JI: Every day I’d drive to the natural forest, hike around and start playing. So, I had a different vantage point of the same canyon over hundreds of times here in my six months there. So, even though it was the same canyon, every day was different. It was some days blindingly sunny and other days drizzling rain. Only cancelled one day due to rainstorm. Some days were super windy and had to embrace the wind and decide how to craft your sound around it. Some days it was still, and you couldn’t here any sounds. Some days there were military helicopters going over-head and motorcycles during the Sturges Motorcycle Rally and all you could hear was motorcycles.

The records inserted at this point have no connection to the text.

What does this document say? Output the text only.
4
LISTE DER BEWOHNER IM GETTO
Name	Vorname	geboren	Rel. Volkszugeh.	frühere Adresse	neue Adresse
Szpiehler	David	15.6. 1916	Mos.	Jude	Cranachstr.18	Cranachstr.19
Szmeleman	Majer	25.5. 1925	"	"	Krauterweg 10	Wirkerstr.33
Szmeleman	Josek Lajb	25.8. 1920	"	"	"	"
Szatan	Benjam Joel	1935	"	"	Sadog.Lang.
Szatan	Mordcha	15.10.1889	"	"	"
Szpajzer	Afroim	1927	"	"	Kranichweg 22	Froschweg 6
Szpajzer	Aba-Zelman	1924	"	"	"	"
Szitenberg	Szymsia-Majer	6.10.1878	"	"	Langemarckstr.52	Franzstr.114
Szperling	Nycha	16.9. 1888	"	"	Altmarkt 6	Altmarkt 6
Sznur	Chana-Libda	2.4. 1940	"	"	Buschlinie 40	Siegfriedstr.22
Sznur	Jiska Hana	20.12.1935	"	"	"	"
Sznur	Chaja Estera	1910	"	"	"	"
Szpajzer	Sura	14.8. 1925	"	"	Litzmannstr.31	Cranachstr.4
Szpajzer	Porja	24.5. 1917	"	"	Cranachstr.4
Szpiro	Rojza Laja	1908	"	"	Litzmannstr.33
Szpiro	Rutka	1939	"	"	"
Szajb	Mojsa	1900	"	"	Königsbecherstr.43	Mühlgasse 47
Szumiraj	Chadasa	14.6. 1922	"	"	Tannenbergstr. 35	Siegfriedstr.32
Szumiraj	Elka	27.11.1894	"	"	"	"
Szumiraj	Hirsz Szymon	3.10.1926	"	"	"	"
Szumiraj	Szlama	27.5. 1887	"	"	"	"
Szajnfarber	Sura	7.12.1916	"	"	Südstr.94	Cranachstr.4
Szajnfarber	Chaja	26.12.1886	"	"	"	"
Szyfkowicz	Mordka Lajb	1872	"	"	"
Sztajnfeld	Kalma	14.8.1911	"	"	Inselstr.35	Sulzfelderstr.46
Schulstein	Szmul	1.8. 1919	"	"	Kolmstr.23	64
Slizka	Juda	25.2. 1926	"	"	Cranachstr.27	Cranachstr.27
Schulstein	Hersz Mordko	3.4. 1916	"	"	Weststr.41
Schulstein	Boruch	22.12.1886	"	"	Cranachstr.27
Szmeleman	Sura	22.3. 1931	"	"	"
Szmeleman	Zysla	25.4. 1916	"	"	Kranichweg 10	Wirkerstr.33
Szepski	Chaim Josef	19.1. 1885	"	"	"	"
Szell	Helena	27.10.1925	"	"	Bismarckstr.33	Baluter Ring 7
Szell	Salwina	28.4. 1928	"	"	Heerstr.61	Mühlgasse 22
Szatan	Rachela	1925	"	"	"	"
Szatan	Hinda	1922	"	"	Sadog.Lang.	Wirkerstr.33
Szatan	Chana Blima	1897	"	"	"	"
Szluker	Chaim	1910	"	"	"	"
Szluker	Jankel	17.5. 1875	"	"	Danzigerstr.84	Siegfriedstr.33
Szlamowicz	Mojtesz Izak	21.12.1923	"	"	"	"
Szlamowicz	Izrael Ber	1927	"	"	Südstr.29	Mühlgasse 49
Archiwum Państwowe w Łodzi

Some days a lot of deer and other days just flies everywhere. So I had to adapt even though the overall canvas was the same, every day felt slightly different, and it was a joy to experience all that and especially the change of the seasons. When I first started going out there, there was snow on the ground and then I went through the beautiful springtime and the blazing hot summer, and then the leaves were already changing by the time I recorded the record. I got to see all the seasons through the lens of that same camera, got to see it change four times. And I think the changes in my playing, over those months, were really subtle and influenced by the canyon -by kind of just letting it happen. As long as you’re paying attention, you can choose all these differences.